This site is intended for health professionals only


The P word

Editor Sue McNulty is fed up with the privatisation scaremongers

Do you think the White Paper will open the way to privatisation?

91 per cent of Pulse readers on its online survey think it will.

Scary, shocking, get the union out. Before we know it patients in a car accident will be left on the side of the road because they've got no insurance.

Leading BMA figures are saying the white paper is a smokescreen for privatisation.

How dare we patients be subjected to good food, ensuite rooms and treatment from the same consultants that would treat us in an acute trust hospital – most consultants do both private and NHS work already you see.

NHS hospitals are dire. When I had my second child I can still remember the awful food I was served – cabbage soup and mashed potato. I'm not joking. I literally had a four-year-old tantrum about the state of the room they put me in when I arrived that hadn't been cleaned from the previous occupant – you're allowed to do that when you're in labour and haven't had any drugs yet.

For the record I don't have private medical insurance and never will for one reason – equality.

Let's move on from the P word and worry about six other very important ones: ‘Free at the point of access'.

These six words should be printed on every NHS logo, on every piece of NHS correspondence and included in the words of every manifesto.

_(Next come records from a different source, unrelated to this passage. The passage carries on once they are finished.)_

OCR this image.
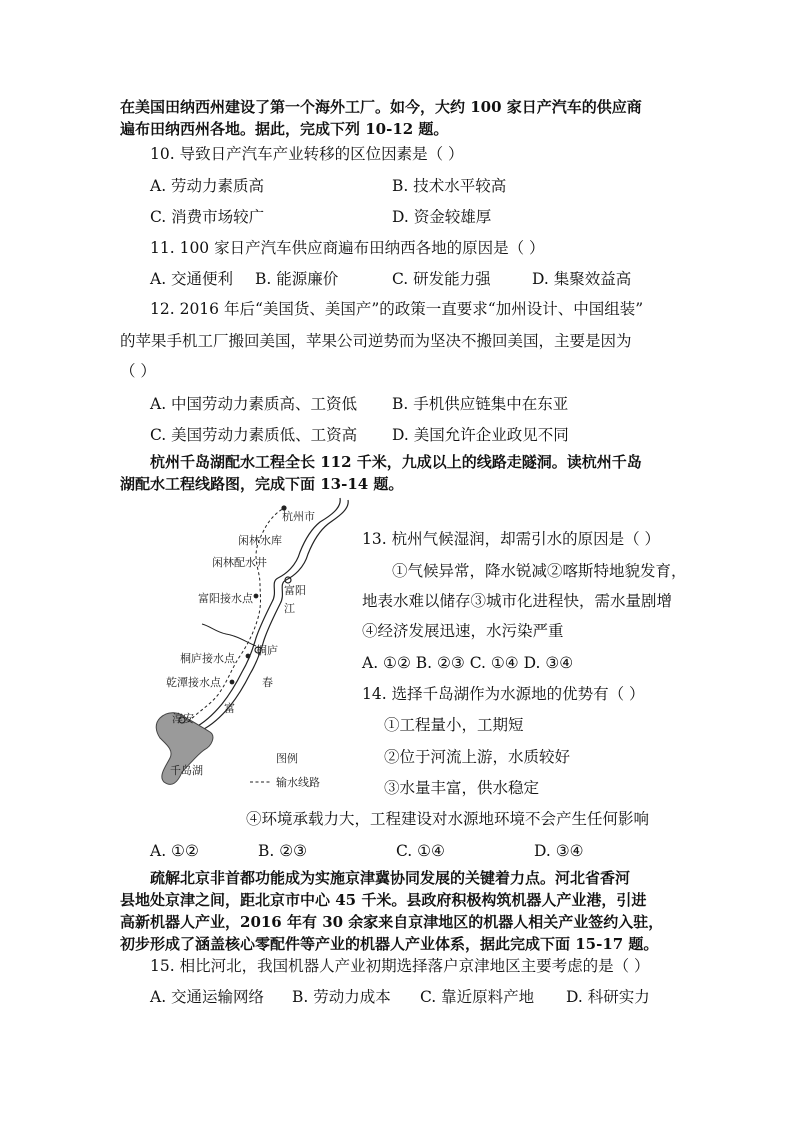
在美国田纳西州建设了第一个海外工厂。如今，大约 100 家日产汽车的供应商
遍布田纳西州各地。据此，完成下列 10-12 题。
10. 导致日产汽车产业转移的区位因素是（ ）
A. 劳动力素质高	B. 技术水平较高
C. 消费市场较广	D. 资金较雄厚
11. 100 家日产汽车供应商遍布田纳西各地的原因是（ ）
A. 交通便利 B. 能源廉价	C. 研发能力强	D. 集聚效益高
12. 2016 年后“美国货、美国产”的政策一直要求“加州设计、中国组装”
的苹果手机工厂搬回美国，苹果公司逆势而为坚决不搬回美国，主要是因为
（ ）
A. 中国劳动力素质高、工资低 B. 手机供应链集中在东亚
C. 美国劳动力素质低、工资高 D. 美国允许企业政见不同
杭州千岛湖配水工程全长 112 千米，九成以上的线路走隧洞。读杭州千岛
湖配水工程线路图，完成下面 13-14 题。
杭州市
闲林水库
闲林配水井
富阳接水点
富阳
江
桐庐接水点
桐庐
乾潭接水点	春
富
淳安
千岛湖
图例
输水线路
13. 杭州气候湿润，却需引水的原因是（ ）
①气候异常，降水锐减②喀斯特地貌发育，
地表水难以储存③城市化进程快，需水量剧增
④经济发展迅速，水污染严重
A. ①② B. ②③ C. ①④ D. ③④
14. 选择千岛湖作为水源地的优势有（ ）
①工程量小，工期短
②位于河流上游，水质较好
③水量丰富，供水稳定
④环境承载力大，工程建设对水源地环境不会产生任何影响
A. ①②	B. ②③	C. ①④	D. ③④
疏解北京非首都功能成为实施京津冀协同发展的关键着力点。河北省香河
县地处京津之间，距北京市中心 45 千米。县政府积极构筑机器人产业港，引进
高新机器人产业，2016 年有 30 余家来自京津地区的机器人相关产业签约入驻，
初步形成了涵盖核心零配件等产业的机器人产业体系，据此完成下面 15-17 题。
15. 相比河北，我国机器人产业初期选择落户京津地区主要考虑的是（ ）
A. 交通运输网络 B. 劳动力成本 C. 靠近原料产地 D. 科研实力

Indeed I challenge Andrew Lansley to have them tattooed on his forehead for charity.

In his speech yesterday to the Conservative Party conference, they were there: ‘free at the point of use, based on need not ability to pay'.

He said them not once, but twice.

Keep saying them. I will be looking for them in every keynote address from now on.

Care doesn't have to be provided in some horrible big hospital. Let's look to get it from the third sector, hospices and efficient (insert p word here) providers.

But care does have to be funded by taxes not by individuals.